Whether you are writing your business plan for investors or developing it for strategic purposes, including the right market research is critical. In fact, your market research is often the deciding factor regarding whether you get funding and/or whether you’re able to grow a successful business. In this article, I’ll share why market research is so important, and tips for incorporating it into your business plan so you achieve more success.
There are four sections in your business plan in which you need market research, including: industry analysis, customer analysis, competitive analysis and your financial model.
The industry analysis section of your business plan details the market in which you operate. It should discuss the size of your market and trends that are affecting it.
Why is this important to investors? The market research you conduct tells investors the size of your market opportunity. If it is too small, even if you capture 100 percent market share, revenues and profits may not be enough for them to get a return on their investment.
Why is this important strategically? If your research shows that market trends are conspiring against you, you need to consider new markets to penetrate.
Tips to complete this section: Most industries have associations that publish research. For example, the National Restaurant Association conducts research annually that presents market sizes and trends.
The customer analysis section of your business plan defines the customer segment(s) you will target. Will you target women? Seniors? Small businesses on the West Coast?
Note that oftentimes you’ll serve more than one customer segment. For example, in a nonprofit business plan, one customer segment might be donors, while another might be the constituents you help or serve.
Why is this important to investors? Companies who can’t clearly articulate their target customers are rarely successful. Understanding your target customers gives investors confidence that you’re focusing your efforts properly, and will be able to gain market share.
Why is this important strategically? Your choice of target customers greatly effects your marketing strategy and cost of acquiring customers. For instance, it’s hard to launch a viral social media campaign to seniors.
Tips to complete this section: One way to better understand your customers is to analyze your competitors’ websites. Certain tools like Quantcast can tell you the demographic profiles of customers visiting them. Likewise, if your target customers read certain magazines or industry journals, download the media kits of those publications, which are sure to include demographic profiles of their readers.
The competitive analysis section of your business plan defines the strengths and weaknesses of your competitors and identifies your areas of competitive advantage.

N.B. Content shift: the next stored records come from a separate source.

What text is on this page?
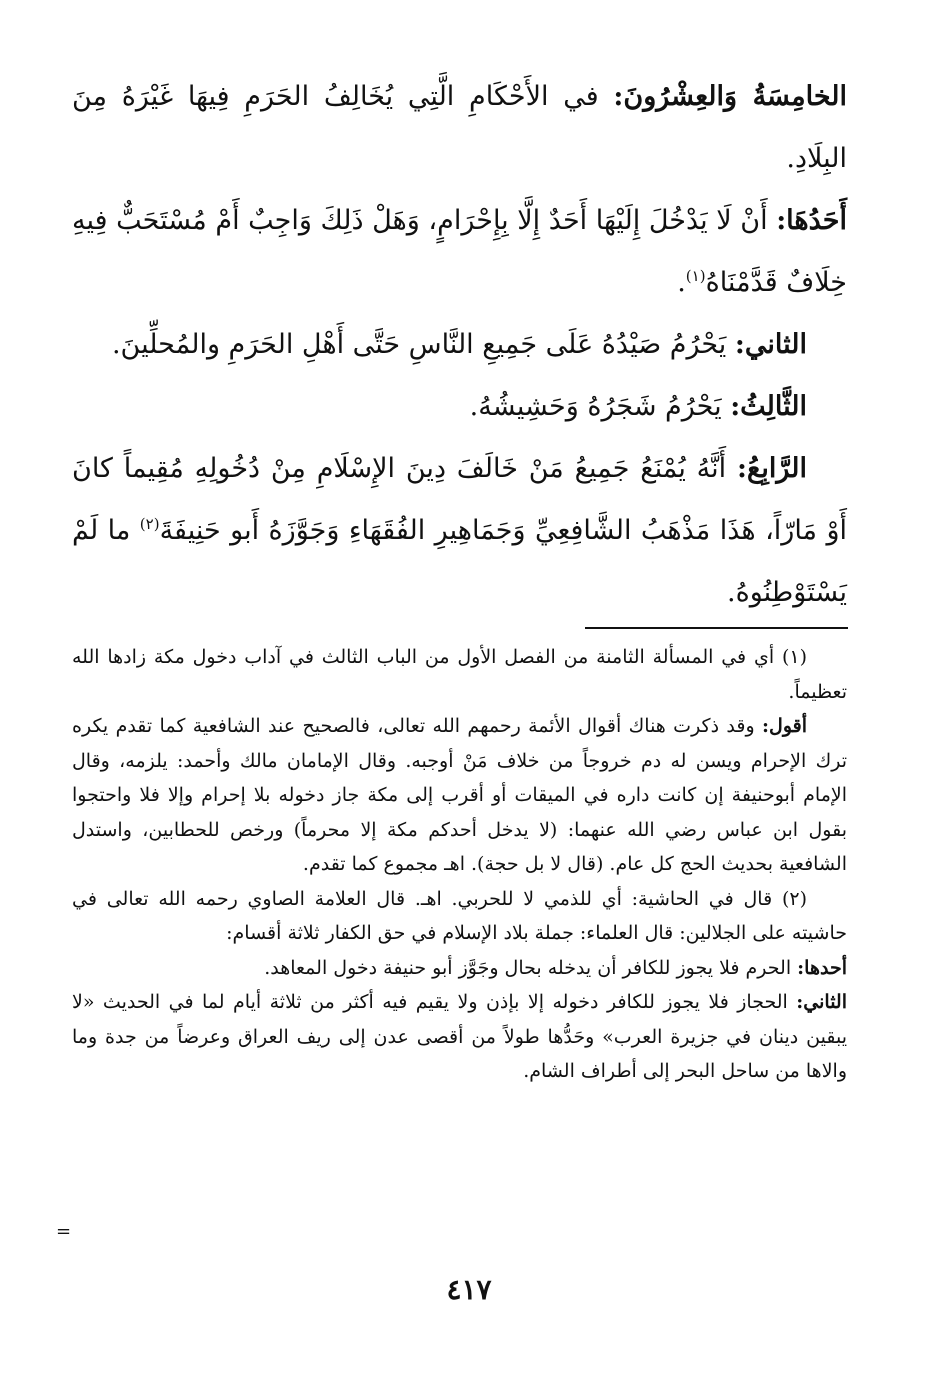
الخامِسَةُ وَالعِشْرُونَ: في الأَحْكَامِ الَّتِي يُخَالِفُ الحَرَمِ فِيهَا غَيْرَهُ مِنَ البِلَادِ.

أَحَدُهَا: أَنْ لَا يَدْخُلَ إِلَيْهَا أَحَدٌ إِلَّا بِإِحْرَامٍ، وَهَلْ ذَلِكَ وَاجِبٌ أَمْ مُسْتَحَبٌّ فِيهِ خِلَافٌ قَدَّمْنَاهُ$^{(١)}$.

الثاني: يَحْرُمُ صَيْدُهُ عَلَى جَمِيعِ النَّاسِ حَتَّى أَهْلِ الحَرَمِ والمُحلِّينَ.

الثَّالِثُ: يَحْرُمُ شَجَرُهُ وَحَشِيشُهُ.

الرَّابِعُ: أَنَّهُ يُمْنَعُ جَمِيعُ مَنْ خَالَفَ دِينَ الإِسْلَامِ مِنْ دُخُولِهِ مُقِيماً كانَ أَوْ مَارّاً، هَذَا مَذْهَبُ الشَّافِعِيِّ وَجَمَاهِيرِ الفُقَهَاءِ وَجَوَّزَهُ أَبو حَنِيفَةَ$^{(٢)}$ ما لَمْ يَسْتَوْطِنُوهُ.

(١) أي في المسألة الثامنة من الفصل الأول من الباب الثالث في آداب دخول مكة زادها الله تعظيماً.

أقول: وقد ذكرت هناك أقوال الأئمة رحمهم الله تعالى، فالصحيح عند الشافعية كما تقدم يكره ترك الإحرام ويسن له دم خروجاً من خلاف مَنْ أوجبه. وقال الإمامان مالك وأحمد: يلزمه، وقال الإمام أبوحنيفة إن كانت داره في الميقات أو أقرب إلى مكة جاز دخوله بلا إحرام وإلا فلا واحتجوا بقول ابن عباس رضي الله عنهما: (لا يدخل أحدكم مكة إلا محرماً) ورخص للحطابين، واستدل الشافعية بحديث الحج كل عام. (قال لا بل حجة). اهـ مجموع كما تقدم.

(٢) قال في الحاشية: أي للذمي لا للحربي. اهـ. قال العلامة الصاوي رحمه الله تعالى في حاشيته على الجلالين: قال العلماء: جملة بلاد الإسلام في حق الكفار ثلاثة أقسام:

أحدها: الحرم فلا يجوز للكافر أن يدخله بحال وجَوَّز أبو حنيفة دخول المعاهد.

الثاني: الحجاز فلا يجوز للكافر دخوله إلا بإذن ولا يقيم فيه أكثر من ثلاثة أيام لما في الحديث «لا يبقين دينان في جزيرة العرب» وحَدُّها طولاً من أقصى عدن إلى ريف العراق وعرضاً من جدة وما والاها من ساحل البحر إلى أطراف الشام.

=
٤١٧
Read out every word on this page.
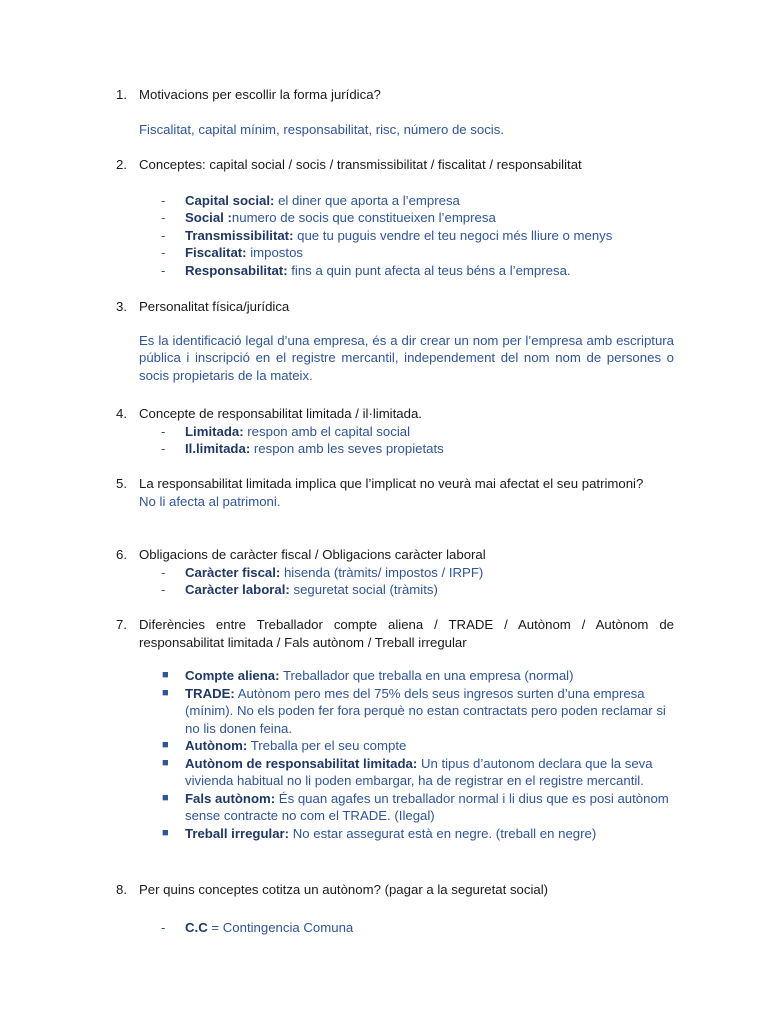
1. Motivacions per escollir la forma jurídica?
Fiscalitat, capital mínim, responsabilitat, risc, número de socis.
2. Conceptes: capital social / socis / transmissibilitat / fiscalitat / responsabilitat
- Capital social: el diner que aporta a l’empresa
- Social :numero de socis que constitueixen l’empresa
- Transmissibilitat: que tu puguis vendre el teu negoci més lliure o menys
- Fiscalitat: impostos
- Responsabilitat: fins a quin punt afecta al teus béns a l’empresa.
3. Personalitat física/jurídica
Es la identificació legal d’una empresa, és a dir crear un nom per l’empresa amb escriptura pública i inscripció en el registre mercantil, independement del nom nom de persones o socis propietaris de la mateix.
4. Concepte de responsabilitat limitada / il·limitada.
- Limitada: respon amb el capital social
- Il.limitada: respon amb les seves propietats
5. La responsabilitat limitada implica que l’implicat no veurà mai afectat el seu patrimoni?
No li afecta al patrimoni.
6. Obligacions de caràcter fiscal / Obligacions caràcter laboral
- Caràcter fiscal: hisenda (tràmits/ impostos / IRPF)
- Caràcter laboral: seguretat social (tràmits)
7. Diferències entre Treballador compte aliena / TRADE / Autònom / Autònom de responsabilitat limitada / Fals autònom / Treball irregular
■ Compte aliena: Treballador que treballa en una empresa (normal)
■ TRADE: Autònom pero mes del 75% dels seus ingresos surten d’una empresa (mínim). No els poden fer fora perquè no estan contractats pero poden reclamar si no lis donen feina.
■ Autònom: Treballa per el seu compte
■ Autònom de responsabilitat limitada: Un tipus d’autonom declara que la seva vivienda habitual no li poden embargar, ha de registrar en el registre mercantil.
■ Fals autònom: És quan agafes un treballador normal i li dius que es posi autònom sense contracte no com el TRADE. (Ilegal)
■ Treball irregular: No estar assegurat està en negre. (treball en negre)
8. Per quins conceptes cotitza un autònom? (pagar a la seguretat social)
- C.C = Contingencia Comuna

Why is this important to investors? If you are going head-to-head with strong competitors, and with little competitive advantage, your chances of success are small. If the opposite is true, investing in your company is much more promising.
Why is this important strategically? Launching or growing a business without competitive advantage is risky. By assessing your strengths and your competitors’ weaknesses, you can develop areas of competitive advantage that propel you to long-term success.
Tips to complete this section: Look at the social media accounts of your competitors. Look at the positive and negative things customers say about them. If they sell physical products, review the positive and negative comments on websites like Amazon.com to identify their strengths and weaknesses from a customer perspective.
Your financial model shows your financial forecasts and the amount and uses of funding, if necessary. As much as possible, your assumptions should be researched. For example, if you expect to hire a CIO, you should know the average annual salary of a CIO. If you expect to acquire customers, you should know the average dollar amount customers pay for a solution like yours and the average sales cycle (time it takes to go from customer awareness to closing the sale and receiving payment).
Why is this important to investors? If your company is not financially successful, the chance for investor returns is minimal. Likewise, if your financial model is poorly reasoned or includes unrealistic assumptions, investors will lose interest.
Why is this important strategically? If you do a poor job with your financial forecasting, you can run out of money and your company will fail. In addition, proper forecasting allows your company to create sales and profit goals on which your team can focus.
Tips to complete this section: If there are public companies in your industry, research them. Look at their financial ratios such as cost of goods sold as a percentage of sales. Likewise, research the amount of time it took them to grow to their current size, so you don’t over-estimate the rate at which you hope to grow.
In summary, having the right market research can dramatically improve both your strategic success and your ability to raise funding. It’s worth the time and money to research your industry, customers, competition and industry financials to craft a strategy that allows your business to thrive.